Each object has an `obj.arr` attribute containing the actual array you should work with.  Each also contains an `obj.result` attribute that contains another array that is some sort of transformation of the original array which you are trying to match.

In [None]:
from src.numpy_exercises import *
ex0

In [None]:
# The array to work with
ex0.arr

In [None]:
# A tranformation we are trying to match
ex0.result

**Hint**: To verify your answers, you may want to compare your work to the provided result.  NumPy allows comparison of arrays, but it is not just a yes or no answer. E.g.

In [None]:
ex0.arr == ex0.result

Fortunately, there is also an `np.all()` function that asks whether every Boolean in an array of comparisons is true.  There is also `np.any()` with a corresponding meaning.

In [None]:
print("Any the same:", np.any(ex0.arr == ex0.result))
print("All the same:", np.all(ex0.arr == ex0.result))

## Selection exercises

In each of the next exercises, you wish to select the (positive) values highlighted.  For these exercises, all results must be 2-dimensional arrays.  Be careful not to change the dimensionality of your answer.

In [None]:
# Select the highlighted values
ex2_1

In [None]:
# Select the highlighted values
ex2_2

In [None]:
# Select the highlighted values
ex2_3

In [None]:
# Select the highlighted values
ex2_4

In [None]:
# Select the highlighted values
# ...make your solution to this problem and the previous problem identical!
ex2_5

## Assignment exercises

The next few exercises build on the selection ones.  You probably need to solve those first problems first.

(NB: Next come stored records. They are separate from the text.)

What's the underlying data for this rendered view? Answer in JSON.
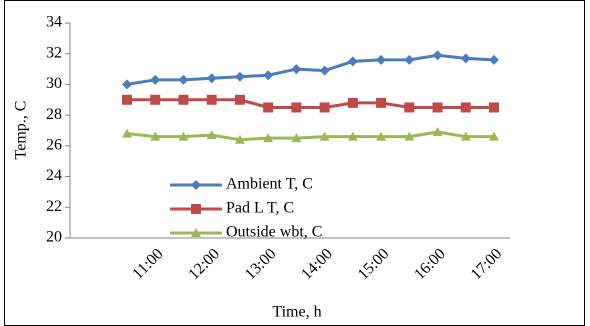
{
  "chart_data": {
    "type": "line",
    "x_label": "Time, h",
    "y_label": "Temp., C",
    "categories": [
      null,
      "11:00",
      null,
      "12:00",
      null,
      "13:00",
      null,
      "14:00",
      null,
      "15:00",
      null,
      "16:00",
      null,
      "17:00"
    ],
    "series": [
      {
        "name": "Ambient T,  C",
        "color": "#4a7ebb",
        "marker": "diamond",
        "values": [
          30.0,
          30.3,
          30.3,
          30.4,
          30.5,
          30.6,
          31.0,
          30.9,
          31.5,
          31.6,
          31.6,
          31.9,
          31.7,
          31.6
        ]
      },
      {
        "name": "Pad L  T,  C",
        "color": "#be4b48",
        "marker": "square",
        "values": [
          29.0,
          29.0,
          29.0,
          29.0,
          29.0,
          28.5,
          28.5,
          28.5,
          28.8,
          28.8,
          28.5,
          28.5,
          28.5,
          28.5
        ]
      },
      {
        "name": "Outside  wbt,  C",
        "color": "#98b954",
        "marker": "triangle",
        "values": [
          26.8,
          26.6,
          26.6,
          26.7,
          26.4,
          26.5,
          26.5,
          26.6,
          26.6,
          26.6,
          26.6,
          26.9,
          26.6,
          26.6
        ]
      }
    ],
    "ylim": [
      20,
      34
    ],
    "yticks": [
      20,
      22,
      24,
      26,
      28,
      30,
      32,
      34
    ],
    "grid": false
  }
}
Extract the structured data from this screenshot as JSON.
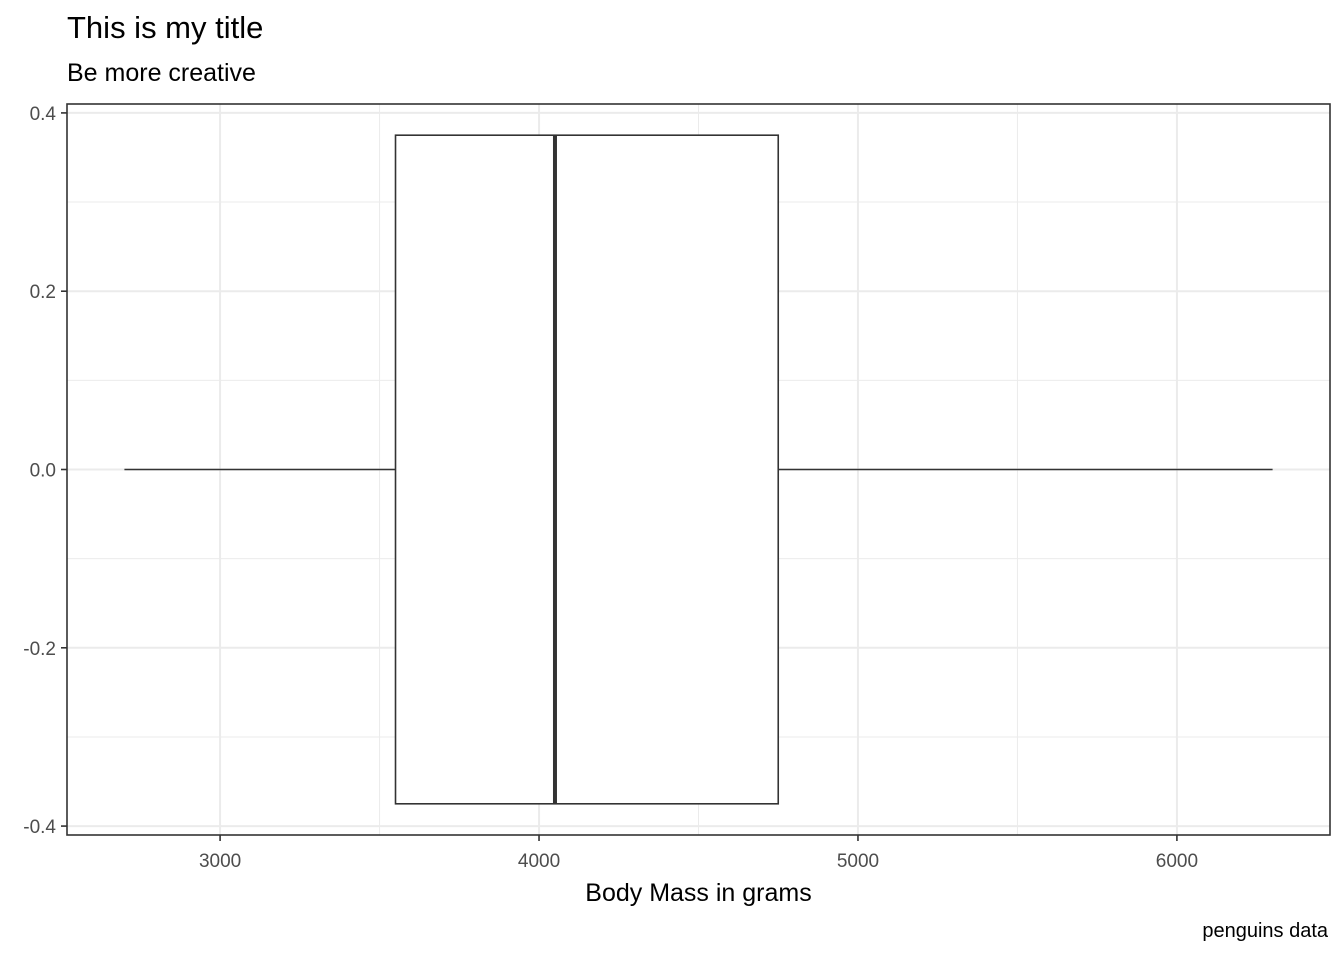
{
  "chart_data": {
    "type": "boxplot",
    "title": "This is my title",
    "subtitle": "Be more creative",
    "caption": "penguins data",
    "xlabel": "Body Mass in grams",
    "ylabel": "",
    "x_ticks": [
      3000,
      4000,
      5000,
      6000
    ],
    "y_ticks": [
      -0.4,
      -0.2,
      0.0,
      0.2,
      0.4
    ],
    "y_tick_labels": [
      "-0.4",
      "-0.2",
      "0.0",
      "0.2",
      "0.4"
    ],
    "xlim": [
      2520,
      6480
    ],
    "ylim": [
      -0.41,
      0.41
    ],
    "box": {
      "min": 2700,
      "q1": 3550,
      "median": 4050,
      "q3": 4750,
      "max": 6300,
      "y_center": 0.0,
      "half_width": 0.375
    },
    "grid": true,
    "colors": {
      "box_line": "#333333",
      "grid": "#ebebeb",
      "panel_border": "#333333"
    }
  }
}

**Note**: In order to avoid overwriting your data, it is a good idea to force a copy of the attached array, and work with that.  You can experiment this way by making fresh copies.

In [None]:
# Make column with index 4 contain the same values as the column with index 2
arr = ex2_6.arr.copy()
arr      # ... modify this somehow

In [None]:
# Make the first row contain the first 5 prime numbers
arr = ex2_7.arr.copy()
print(arr)
ex2_7

In [None]:
# Make every cell of the array contain the value 999
arr = ex2_8.arr.copy()
print(arr)
ex2_8

In [None]:
# Make the top left 2x2 section of the array contain values 100-103
arr = ex2_9.arr.copy()
print(arr)
ex2_9

In [None]:
# Solve the same problem as the previous exercise in a DIFFERENT way
# Make the top left 2x2 section of the array contain values 100-103
arr = ex2_9.arr.copy()
ex2_9

In [None]:
# Make all the positive values be 200-205 rather than 100-105
arr = ex2_10.arr.copy()
print(arr)
ex2_10

In [None]:
# EXTRA credit: solve the problem in the previous exercise in a DIFFERENT way
# Make all the positive values be 200-205 rather than 100-105
arr = ex2_10.arr.copy()
ex2_10

In [None]:
# ADVANCED: solve the problem in the previous exercise in a THIRD way
# Make all the positive values be 200-205 rather than 100-105
arr = ex2_10.arr.copy()
ex2_10